Экспедиция словно была проклята: в небе, как назло, светила полная луна, недостаточно яркая, чтобы позволить работать под водой, но заливавшая море светом, мешавшим спать и создающим колеблющиеся, словно сверхъестественные, отблески на водной глади. Пираты начинали перешептываться, в них рос страх перед глубинами, страшной, едва различимой в темноте статуей, мертвым городом под водой и утонувшей галерой, чьи трюмы они сейчас вскрыли. Они (а больше всего выходцы из Морского племени под предводительством Грандольфа) жили в суеверном страхе перед своими мертвыми товарищами, бессчетными старыми врагами и жертвами, потерянные души которых дремали в глубинах королевства Дагона, взывая к ужасной мести и желая снова оказаться в компании живых.
Ныряльщики — юноши и девушки — беспокойства не причиняли. В целях безопасности на ночь их запирали в сокровищнице. Пираты заменили трофеями балласт каррака Конана, и теперь оба корабля, осевшие, служили для их душ и бальзамом, и причиной раздражения.
Трудясь в ожидании огромных богатств, никто из команды не мог сформулировать, чем же он недоволен или чего хочет, но все пираты согласились бы оказаться в каком-нибудь другом месте. Вид королевских сокровищ, валявшихся тут и там, словно ненужные безделушки, пугал слабые и простодушные души. Забавляясь всю ночь игрой в кости и деревянное домино, некоторые пираты уже задолжали приятелям всю свою будущую добычу. А воровство, хоть было и бессмысленным в ограниченном пространстве корабля, происходило постоянно. Самым ужасным оказался случай, когда один негодяй замориец посинел и издох, пытаясь украдкой проглотить серебряную брошь, усыпанную рубинами.
Усилия его не увенчались успехом. Пришлось вспороть живот вору, чтобы вернуть безделушку. Тем временем двое других пиратов исчезли раз и навсегда. Может, причиной стало соперничество и поединок — совершенно обычная вещь в пиратском порту или на якорной стоянке, — но все это лишь добавляло разговоров бездельничавшей команде, расценивавшей происходящее как предзнаменование грозящих им несчастий.

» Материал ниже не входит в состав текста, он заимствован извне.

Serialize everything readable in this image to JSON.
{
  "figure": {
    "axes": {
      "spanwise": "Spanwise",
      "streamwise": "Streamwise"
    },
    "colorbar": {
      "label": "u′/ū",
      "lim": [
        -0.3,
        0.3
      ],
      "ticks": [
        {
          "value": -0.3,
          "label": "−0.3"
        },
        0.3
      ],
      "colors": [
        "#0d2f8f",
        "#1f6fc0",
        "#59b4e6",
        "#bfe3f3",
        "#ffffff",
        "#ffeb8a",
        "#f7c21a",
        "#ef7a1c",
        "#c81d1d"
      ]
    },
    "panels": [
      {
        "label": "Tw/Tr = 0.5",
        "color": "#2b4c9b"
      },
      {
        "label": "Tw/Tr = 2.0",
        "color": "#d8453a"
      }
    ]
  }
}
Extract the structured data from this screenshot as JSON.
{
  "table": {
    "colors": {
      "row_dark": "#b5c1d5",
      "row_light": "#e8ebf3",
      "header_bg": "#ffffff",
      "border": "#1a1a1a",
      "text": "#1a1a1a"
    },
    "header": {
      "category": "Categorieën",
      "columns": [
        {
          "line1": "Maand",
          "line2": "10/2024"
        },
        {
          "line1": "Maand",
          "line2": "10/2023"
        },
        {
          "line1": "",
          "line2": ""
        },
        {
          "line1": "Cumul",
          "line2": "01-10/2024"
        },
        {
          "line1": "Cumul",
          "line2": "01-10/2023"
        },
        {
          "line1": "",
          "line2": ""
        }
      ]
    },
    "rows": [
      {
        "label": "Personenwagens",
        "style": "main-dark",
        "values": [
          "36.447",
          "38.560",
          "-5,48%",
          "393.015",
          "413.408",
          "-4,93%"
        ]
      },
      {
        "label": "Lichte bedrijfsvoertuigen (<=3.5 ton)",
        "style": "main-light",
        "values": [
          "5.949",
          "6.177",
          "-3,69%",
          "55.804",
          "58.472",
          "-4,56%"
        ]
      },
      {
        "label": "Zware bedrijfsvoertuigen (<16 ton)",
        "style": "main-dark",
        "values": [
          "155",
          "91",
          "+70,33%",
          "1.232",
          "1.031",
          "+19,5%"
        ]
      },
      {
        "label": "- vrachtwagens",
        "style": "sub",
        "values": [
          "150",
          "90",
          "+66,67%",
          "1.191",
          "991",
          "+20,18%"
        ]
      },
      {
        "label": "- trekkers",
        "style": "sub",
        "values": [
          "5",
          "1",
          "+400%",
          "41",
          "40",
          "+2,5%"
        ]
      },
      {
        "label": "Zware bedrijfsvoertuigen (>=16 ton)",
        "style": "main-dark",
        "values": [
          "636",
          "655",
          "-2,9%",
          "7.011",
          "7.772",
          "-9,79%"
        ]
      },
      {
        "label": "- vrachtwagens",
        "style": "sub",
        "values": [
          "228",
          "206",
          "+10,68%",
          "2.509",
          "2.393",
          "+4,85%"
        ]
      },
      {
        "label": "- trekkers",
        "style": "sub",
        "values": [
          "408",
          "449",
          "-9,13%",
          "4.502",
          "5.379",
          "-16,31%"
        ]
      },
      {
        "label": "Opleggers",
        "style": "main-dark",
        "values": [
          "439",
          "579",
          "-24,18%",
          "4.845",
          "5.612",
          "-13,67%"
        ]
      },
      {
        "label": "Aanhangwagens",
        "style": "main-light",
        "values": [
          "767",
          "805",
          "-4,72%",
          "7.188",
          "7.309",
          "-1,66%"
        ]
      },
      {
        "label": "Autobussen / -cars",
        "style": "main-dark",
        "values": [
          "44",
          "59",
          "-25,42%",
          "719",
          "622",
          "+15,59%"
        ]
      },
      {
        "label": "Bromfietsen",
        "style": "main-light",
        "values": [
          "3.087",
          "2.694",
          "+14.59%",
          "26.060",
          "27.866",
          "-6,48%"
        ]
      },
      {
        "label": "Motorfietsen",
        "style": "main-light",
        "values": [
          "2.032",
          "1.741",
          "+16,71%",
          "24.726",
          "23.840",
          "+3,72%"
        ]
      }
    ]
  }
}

Переложив рутину командования на имевшихся в изобилии капитанов и лейтенантов, Конан нырял и занимался розысками сокровищ. Он внимательно присматривал за Кроталусом, как лично, так и с помощью своих офицеров, потому что во главу угла ставил свое твердое и подтвержденное жизнью недоверие колдунам. Хоть кешанец и был, казалось, доволен их успехами и обещал начертить карту, он мало интересовался сокровищами и их ценой.
Более того, он не выказывал естественного любопытства и не препятствовал расхищению добычи. Весь день стоял он на палубе так, словно нес вахту, удерживая плохую погоду в стороне от залива, как делают иногда священники Тарима. Один раз он переговорил с предводителем ныряльщиков Келтрасом, явно справляясь о том, как продвигается работа, и о том, что еще нашли под водой. А однажды Конан заметил, что колдун вручил юноше какую-то штуку из сверкающего металла — оружие или колдовской инструмент.
Однако когда пираты подошли ближе, у голого ныряльщика ничего не оказалось, а спрятать такую штуку он никуда не мог. Келтрас не был чародеем, носил нож и ломик, точно такие же, как и у остальных кхваров, использовавших их ежедневно с опытностью профессионалов. Это оружие едва ли таило в себе угрозу. В любом случае бесполезно было наблюдать за Келтрасом под водой. В изменчивом подводном свете все пловцы выглядели похожими друг на друга. Один случай тем не менее запомнился Конану. Как-то в тусклом полуденном свете капитан остался один под водой, после того как Филиопа и Сантиндрисса устали и вернулись на поверхность. Он пытался открыть дверь в основании дворца — огромный двустворчатый портал. Каким-то образом дверь выстояла в погубившем город катаклизме и сейчас была то ли закрыта, то ли заперта. Ее деревянные внутренности давно рассыпались, но прочный бронзовый футляр крепко стоял на своем месте. Конан надеялся, что эта дверь откроет ему дорогу внутрь здания, где, словно за створками раковины, собраны сокровища.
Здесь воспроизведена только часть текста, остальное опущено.